A. Data Mining and Data Analytics

Learning outcomes:

This course is about knowledge discovery in databases; searching through large volumes of raw data to find useful information-patterns that are implicitly embedded in the raw data. Data Scientists and decision makers can use this information for new sources of advantages and differentiation or for developing new business models. In layman’s terms, devoid of predictive analytics terminology, some of the tasks that a student will be able to perform after course completion will be:

  • Segment customers. (For example, segment customers by their purchase habits)
  • Identify groups with similar characteristics. (For example, motor insurance policy holders with similar risk profiles)
  • Target marketing (predict if a customer is likely to remain loyal or which customers can turn into loyal customers)
  • What is the best product to upsell to a customer after they purchase a product
  • What visit volume be expected on the website next week
  • What is the estimated customer lifetime (CLV) value of each customer
  • Predicting customer churn in a telecommunication company

Course Objectives:

Broadly speaking the program’s objectives are two-fold:

  • Generate familiarity with Big Data, Data Visualization and Data Mining methods: In generating this familiarity there is special emphasis on conceptual understanding of techniques rather than on mathematics. Analytics is a creative process and students are encouraged to be creative.
  • Develop skills to build predictive models across various types of disparate data sets. This is intended to bring home the point that predictive analytics offers a generic set of tools that can be applied on different types of datasets within intersecting set of disciplines.

Brief Course Contents

This course is divided into three distinct modules. Module 1 is about Data Science and Data Mining, Module 2 is about Projects on Industrial data that students will execute. Module 3 is regarding Hadoop eco-system based analytics. Module 1 and Module 2 progress in parallel while Module 3 follows after completion of Module 1 and 2. Each participant, at the beginning of the course, receives a Virtual Machine fully equipped with all the software tools, packages and data to work on. Modules and Virtual Machine are more fully described below.
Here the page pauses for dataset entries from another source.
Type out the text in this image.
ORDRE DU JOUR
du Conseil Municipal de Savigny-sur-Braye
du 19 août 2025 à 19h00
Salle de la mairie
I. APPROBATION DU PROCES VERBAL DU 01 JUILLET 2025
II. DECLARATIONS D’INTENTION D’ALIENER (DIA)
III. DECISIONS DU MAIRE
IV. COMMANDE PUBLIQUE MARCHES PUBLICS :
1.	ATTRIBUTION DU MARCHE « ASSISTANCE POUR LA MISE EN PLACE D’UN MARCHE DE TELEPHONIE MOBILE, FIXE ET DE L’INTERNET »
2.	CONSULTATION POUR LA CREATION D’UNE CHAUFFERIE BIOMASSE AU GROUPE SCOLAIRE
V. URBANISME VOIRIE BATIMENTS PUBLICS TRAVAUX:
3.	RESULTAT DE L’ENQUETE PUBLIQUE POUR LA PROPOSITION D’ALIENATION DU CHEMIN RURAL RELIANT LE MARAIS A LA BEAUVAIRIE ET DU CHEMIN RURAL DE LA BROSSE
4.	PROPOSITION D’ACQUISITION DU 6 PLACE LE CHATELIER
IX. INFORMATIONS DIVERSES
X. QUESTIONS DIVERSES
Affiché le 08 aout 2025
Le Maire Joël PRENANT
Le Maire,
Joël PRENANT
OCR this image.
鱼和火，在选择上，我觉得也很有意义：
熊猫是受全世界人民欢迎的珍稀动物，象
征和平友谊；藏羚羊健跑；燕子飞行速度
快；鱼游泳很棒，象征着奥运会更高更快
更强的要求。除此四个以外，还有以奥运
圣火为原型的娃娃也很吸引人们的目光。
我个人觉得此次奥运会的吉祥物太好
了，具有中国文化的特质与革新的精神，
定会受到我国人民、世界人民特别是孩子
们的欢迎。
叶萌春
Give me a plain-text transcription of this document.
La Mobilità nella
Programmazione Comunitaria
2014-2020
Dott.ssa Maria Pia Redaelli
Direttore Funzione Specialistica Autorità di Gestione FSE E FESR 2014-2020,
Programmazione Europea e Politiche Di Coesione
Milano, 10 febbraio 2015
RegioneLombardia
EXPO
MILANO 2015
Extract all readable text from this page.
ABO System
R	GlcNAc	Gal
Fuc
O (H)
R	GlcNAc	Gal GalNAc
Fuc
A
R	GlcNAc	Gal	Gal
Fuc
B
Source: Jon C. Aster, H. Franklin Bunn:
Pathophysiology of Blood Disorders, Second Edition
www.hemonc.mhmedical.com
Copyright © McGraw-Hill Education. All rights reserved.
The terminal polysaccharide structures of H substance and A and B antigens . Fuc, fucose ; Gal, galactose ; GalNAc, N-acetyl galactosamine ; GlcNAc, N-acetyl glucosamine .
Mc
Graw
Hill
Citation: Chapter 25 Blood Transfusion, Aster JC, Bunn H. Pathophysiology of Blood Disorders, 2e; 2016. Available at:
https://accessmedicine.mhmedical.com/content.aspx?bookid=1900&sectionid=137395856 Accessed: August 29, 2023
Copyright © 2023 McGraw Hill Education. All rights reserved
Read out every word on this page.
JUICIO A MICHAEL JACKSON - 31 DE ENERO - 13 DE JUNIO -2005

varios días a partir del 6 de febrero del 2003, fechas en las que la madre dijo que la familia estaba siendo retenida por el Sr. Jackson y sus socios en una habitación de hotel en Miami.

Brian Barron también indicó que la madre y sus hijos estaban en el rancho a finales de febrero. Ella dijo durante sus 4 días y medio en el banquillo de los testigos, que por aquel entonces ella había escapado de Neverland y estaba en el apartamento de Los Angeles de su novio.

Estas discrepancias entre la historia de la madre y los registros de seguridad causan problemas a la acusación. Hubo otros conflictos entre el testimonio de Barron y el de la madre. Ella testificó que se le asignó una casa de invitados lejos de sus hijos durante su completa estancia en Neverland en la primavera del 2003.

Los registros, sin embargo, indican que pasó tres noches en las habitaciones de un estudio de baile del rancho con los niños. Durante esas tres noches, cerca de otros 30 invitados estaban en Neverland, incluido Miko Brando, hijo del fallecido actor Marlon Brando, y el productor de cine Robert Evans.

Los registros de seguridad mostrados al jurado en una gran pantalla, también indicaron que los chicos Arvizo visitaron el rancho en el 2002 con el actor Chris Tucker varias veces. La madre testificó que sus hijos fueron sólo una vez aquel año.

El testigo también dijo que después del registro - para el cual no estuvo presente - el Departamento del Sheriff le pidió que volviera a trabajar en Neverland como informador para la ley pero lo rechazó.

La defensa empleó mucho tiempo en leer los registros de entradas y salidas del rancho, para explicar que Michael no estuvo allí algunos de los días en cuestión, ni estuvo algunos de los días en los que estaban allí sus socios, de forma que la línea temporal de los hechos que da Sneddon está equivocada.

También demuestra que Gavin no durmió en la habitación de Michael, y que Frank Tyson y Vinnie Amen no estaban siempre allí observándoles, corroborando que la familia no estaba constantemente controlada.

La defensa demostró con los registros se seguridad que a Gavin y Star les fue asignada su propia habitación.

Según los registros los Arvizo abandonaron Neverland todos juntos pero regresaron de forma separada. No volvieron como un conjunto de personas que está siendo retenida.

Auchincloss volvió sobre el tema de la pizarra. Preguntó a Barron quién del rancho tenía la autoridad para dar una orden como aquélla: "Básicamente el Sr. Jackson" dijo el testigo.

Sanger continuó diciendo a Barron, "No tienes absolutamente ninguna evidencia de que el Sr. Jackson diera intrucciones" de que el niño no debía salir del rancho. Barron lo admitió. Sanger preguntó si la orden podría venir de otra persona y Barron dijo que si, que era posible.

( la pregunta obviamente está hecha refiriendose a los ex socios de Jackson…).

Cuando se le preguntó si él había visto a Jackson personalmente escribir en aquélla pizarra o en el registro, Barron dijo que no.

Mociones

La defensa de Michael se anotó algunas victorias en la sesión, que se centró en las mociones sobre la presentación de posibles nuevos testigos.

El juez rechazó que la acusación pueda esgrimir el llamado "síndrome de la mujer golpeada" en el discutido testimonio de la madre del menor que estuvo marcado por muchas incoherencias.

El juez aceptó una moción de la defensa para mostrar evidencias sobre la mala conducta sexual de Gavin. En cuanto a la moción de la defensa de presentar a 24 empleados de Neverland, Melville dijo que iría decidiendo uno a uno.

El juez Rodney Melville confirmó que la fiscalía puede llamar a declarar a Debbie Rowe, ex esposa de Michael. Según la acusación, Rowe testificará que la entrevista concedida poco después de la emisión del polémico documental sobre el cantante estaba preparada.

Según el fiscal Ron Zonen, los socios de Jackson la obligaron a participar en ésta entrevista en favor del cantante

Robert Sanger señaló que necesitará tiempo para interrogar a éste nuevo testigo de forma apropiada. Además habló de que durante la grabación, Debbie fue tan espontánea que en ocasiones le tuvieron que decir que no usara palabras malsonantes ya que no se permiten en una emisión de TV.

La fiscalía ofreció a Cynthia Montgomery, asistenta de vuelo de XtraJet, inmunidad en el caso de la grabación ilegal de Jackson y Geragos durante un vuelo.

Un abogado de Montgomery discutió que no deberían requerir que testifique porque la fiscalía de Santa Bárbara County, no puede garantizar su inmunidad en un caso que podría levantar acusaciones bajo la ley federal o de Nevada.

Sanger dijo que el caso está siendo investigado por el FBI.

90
Module 1: Data Science and Data Mining

Introduction to Big Data. Data Exploration and data cleaning using RStudio and python. Data Visualization and story-telling with RStudio, python and Tableau/MS Power BI. Data pre-processing, integration and data transformations. Business Forecasting: Exponential smoothing, Holt-winters smoothing, ARIMA and Hybrid approaches. Data Mining: Measures of Proximity; Cluster Analysis: K-means and Agglomeration clustering; Density based clustering methods; Kohonen self-organizing maps.

Classification Analysis: Decision Trees induction; Neural Network; Support Vector Machines; Naïve Bayes Method; Ensemble Methods (Random Forest, Gradient Boosting Machines, Extreme Gradient Boosting); Auto-encoders and Deep Learning. Model tuning: Cross validations and Grid Search; Evaluating classification results: ROC, AUC, Precision, Specificity and kappa metric.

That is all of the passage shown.